Construyendo nuestra vida con la satisfacción bíblica en mente

por | Dic 2, 2025

Tengo sentimientos encontrados sobre nuestra nueva mantequillera. Durante años, la mantequilla nos dio muchos problemas. Siempre tenía algo que se escurría por los lados. Era como ver una película cutre de los años 60, como “La Mancha Voraz”. Sin embargo, hace unos meses, acabamos con ese problema gracias a una mantequillera con relieves internos.

Para mí, la mantequillera simboliza la vida cotidiana. Con el paso del tiempo, vamos llenando nuestro hogar de cosas buenas. Encontramos ropa que nos gusta, medicamentos que funcionan, colchones cómodos, nuestra silla favorita, una despensa llena de nuestra comida preferida, una alcachofa de ducha perfecta, pasta de dientes que nos gusta, un buen cepillo de dientes, un aire acondicionado que funciona y, por supuesto, la mejor mantequillera.

Se libra una doble batalla al llenar nuestro gallinero. Luchamos por lo que funciona en nuestras vidas y contra lo que nos ataca. Los insectos entran en el gallinero en forma de pulgas, arañas, chinches, mosquitos y termitas.

Luego están los insectos más grandes. Sue y yo tenemos la suerte de tener un gallinero, lo que significa que cada día obtenemos huevos frescos que podemos compartir con familiares, amigos y vecinos. Pero junto con la bendición viene la maldición. Las ratas han infestado el gallinero y los mapaches han matado a varias de nuestras gallinas.

Millones de personas se esforzaron por hacer de sus castillos lugares cómodos y seguros. Pero recientemente, incendios devastadores, inundaciones catastróficas, tornados terribles y huracanes mortales han arrasado castillos, dejando a sus habitantes solo con tristes recuerdos. Hace poco vi a un anciano desolado que lo había perdido todo decir: “Los jóvenes dicen que reconstruirán. Yo no puedo”. Qué tragedia cuando una tragedia nos deja sin esperanza.
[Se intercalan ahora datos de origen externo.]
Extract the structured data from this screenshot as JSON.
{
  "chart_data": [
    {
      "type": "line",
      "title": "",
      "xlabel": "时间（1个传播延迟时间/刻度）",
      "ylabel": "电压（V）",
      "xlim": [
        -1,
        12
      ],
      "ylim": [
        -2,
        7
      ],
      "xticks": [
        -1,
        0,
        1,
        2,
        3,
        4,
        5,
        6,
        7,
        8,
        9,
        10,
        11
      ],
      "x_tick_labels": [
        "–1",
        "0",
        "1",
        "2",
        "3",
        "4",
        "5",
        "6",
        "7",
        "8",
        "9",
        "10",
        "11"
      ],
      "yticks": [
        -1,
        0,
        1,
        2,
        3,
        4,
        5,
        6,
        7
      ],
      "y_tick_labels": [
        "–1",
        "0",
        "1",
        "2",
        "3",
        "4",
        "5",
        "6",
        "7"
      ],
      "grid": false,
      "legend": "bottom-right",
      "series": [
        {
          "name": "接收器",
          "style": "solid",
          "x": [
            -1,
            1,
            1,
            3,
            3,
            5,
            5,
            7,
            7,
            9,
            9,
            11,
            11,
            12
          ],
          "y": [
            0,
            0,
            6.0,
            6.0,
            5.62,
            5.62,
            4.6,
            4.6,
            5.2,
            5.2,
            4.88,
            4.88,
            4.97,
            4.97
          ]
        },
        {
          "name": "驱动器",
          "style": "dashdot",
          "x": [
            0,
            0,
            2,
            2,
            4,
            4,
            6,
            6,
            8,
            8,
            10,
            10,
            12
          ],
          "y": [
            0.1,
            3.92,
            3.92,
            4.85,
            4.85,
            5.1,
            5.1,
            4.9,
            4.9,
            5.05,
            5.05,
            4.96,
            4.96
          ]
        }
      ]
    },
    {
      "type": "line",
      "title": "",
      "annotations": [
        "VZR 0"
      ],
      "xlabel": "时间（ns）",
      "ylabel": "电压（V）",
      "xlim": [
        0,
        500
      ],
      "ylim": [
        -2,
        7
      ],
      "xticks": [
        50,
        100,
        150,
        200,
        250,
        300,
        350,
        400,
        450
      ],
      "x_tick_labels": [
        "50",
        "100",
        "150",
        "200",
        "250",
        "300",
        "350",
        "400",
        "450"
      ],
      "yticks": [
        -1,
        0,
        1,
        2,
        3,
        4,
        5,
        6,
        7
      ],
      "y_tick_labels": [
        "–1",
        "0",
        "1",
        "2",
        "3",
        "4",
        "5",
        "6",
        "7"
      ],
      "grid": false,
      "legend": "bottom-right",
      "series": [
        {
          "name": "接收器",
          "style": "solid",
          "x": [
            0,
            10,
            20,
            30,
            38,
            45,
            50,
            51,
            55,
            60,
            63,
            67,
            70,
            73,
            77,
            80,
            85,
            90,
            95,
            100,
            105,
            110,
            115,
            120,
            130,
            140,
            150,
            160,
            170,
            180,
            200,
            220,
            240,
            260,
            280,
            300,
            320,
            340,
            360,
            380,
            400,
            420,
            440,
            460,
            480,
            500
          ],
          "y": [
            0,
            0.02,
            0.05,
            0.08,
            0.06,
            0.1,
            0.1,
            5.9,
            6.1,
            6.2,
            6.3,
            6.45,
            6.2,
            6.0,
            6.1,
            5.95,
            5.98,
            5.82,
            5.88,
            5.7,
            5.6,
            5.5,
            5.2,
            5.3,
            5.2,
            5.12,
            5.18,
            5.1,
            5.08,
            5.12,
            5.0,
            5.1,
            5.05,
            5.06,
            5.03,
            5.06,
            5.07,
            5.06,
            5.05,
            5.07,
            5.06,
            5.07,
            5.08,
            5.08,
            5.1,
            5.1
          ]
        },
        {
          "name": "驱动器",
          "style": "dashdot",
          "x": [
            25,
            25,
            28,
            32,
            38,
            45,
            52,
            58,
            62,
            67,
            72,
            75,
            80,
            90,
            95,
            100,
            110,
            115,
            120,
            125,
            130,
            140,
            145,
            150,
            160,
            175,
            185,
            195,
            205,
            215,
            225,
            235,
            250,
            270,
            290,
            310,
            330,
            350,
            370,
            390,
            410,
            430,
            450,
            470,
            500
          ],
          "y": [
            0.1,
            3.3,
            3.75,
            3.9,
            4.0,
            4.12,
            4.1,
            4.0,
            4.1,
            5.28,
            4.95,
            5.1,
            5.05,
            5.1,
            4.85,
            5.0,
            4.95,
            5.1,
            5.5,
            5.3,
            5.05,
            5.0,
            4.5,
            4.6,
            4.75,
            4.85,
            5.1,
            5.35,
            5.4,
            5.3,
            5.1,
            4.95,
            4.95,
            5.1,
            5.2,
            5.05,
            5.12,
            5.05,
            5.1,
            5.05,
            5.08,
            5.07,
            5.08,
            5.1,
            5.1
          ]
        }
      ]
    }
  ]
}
Así que, mi mantequillera me produce sentimientos encontrados e inmediatos. Al verla, me siento inmensamente agradecida de tener un techo sobre mi cabeza. Al mismo tiempo, me entristece pensar en tantos que de repente se han quedado sin hogar. También me recuerda la importancia de mantener la mirada fija en el Reino inamovible. Me recuerda asegurarme de haber edificado mi casa sobre roca y no sobre arena, aferrarme con firmeza a lo que tengo en Cristo y no aferrarme a las cosas de este mundo. Que nunca seamos como aquel hombre que construyó graneros enormes, a quien Dios le dijo: “¡Necio! Esta noche te pedirán tu alma”.

Que siempre mantengamos la mirada fija en Jesús:

“No lo digo porque tenga escasez, pues he aprendido a contentarme, cualquiera que sea mi situación. Sé vivir humildemente, y sé tener abundancia; en todo y por todo estoy enseñado, así para estar saciado como para tener hambre, así para tener abundancia como para padecer necesidad. Todo lo puedo en Cristo que me fortalece” (Filipenses 4:11-13).